这种神棍的话星河说起来简直是手到擒来,在阴阳家当少主这么多年,好歹这也是必备技能不是?人说太极玄一,阴阳两气,一半靠真才实学,一半靠糊弄。而且占星这种事情说起来,月神才是各种好手,蛊之一道才是星河擅长的东西。
不坑他坑谁?云中君坑起嬴政来毫无心理压力,怎么说他也不能输不是?
嬴政没有说话,星河心里敲着鼓,闹不清他这么说到底有没有唬住嬴政,想再说几句,又怕画蛇添足,只好低头沉默着,殊不知,像他这样的少年,湿了衣服,浑身珠宝,美艳如同少女,最讨嬴政欢心。

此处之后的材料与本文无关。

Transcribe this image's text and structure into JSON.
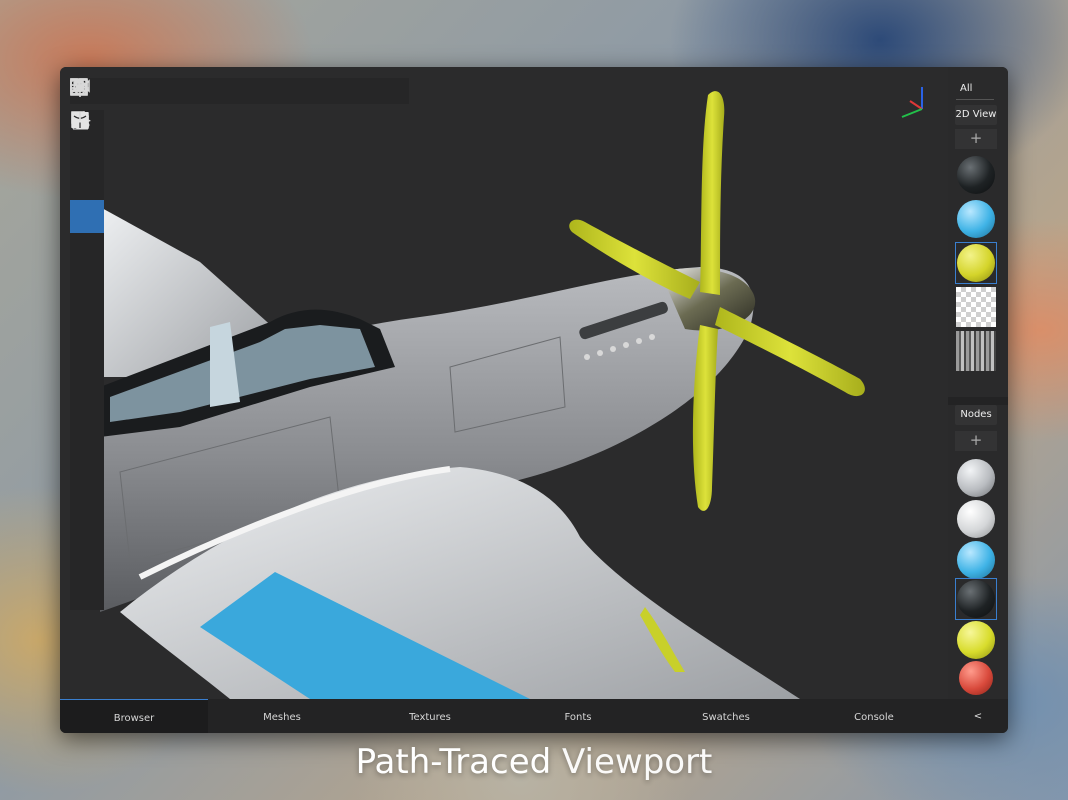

虽然嬴政长得很帅没错啦,但星河一想到他有个儿子,比自己还要大上几岁,顿时所有的仰慕全都成了泡影,总结起来三个字……老男人。
“哦?你知我所求?”嬴政慢慢靠近,“那你说说,我现下求了……什么?”
星河像是毫无所知般一动不动。嬴政指尖轻轻触碰了少年额上宝石吊坠,旋即收手。
“陛下所求,人间绝色,天上至宝”星河璀然一笑,端是倾城。
嫖嬴政大作战(二)
嬴政神色漠然,起身道:“朕后宫佳丽三千,哪里要求这些。”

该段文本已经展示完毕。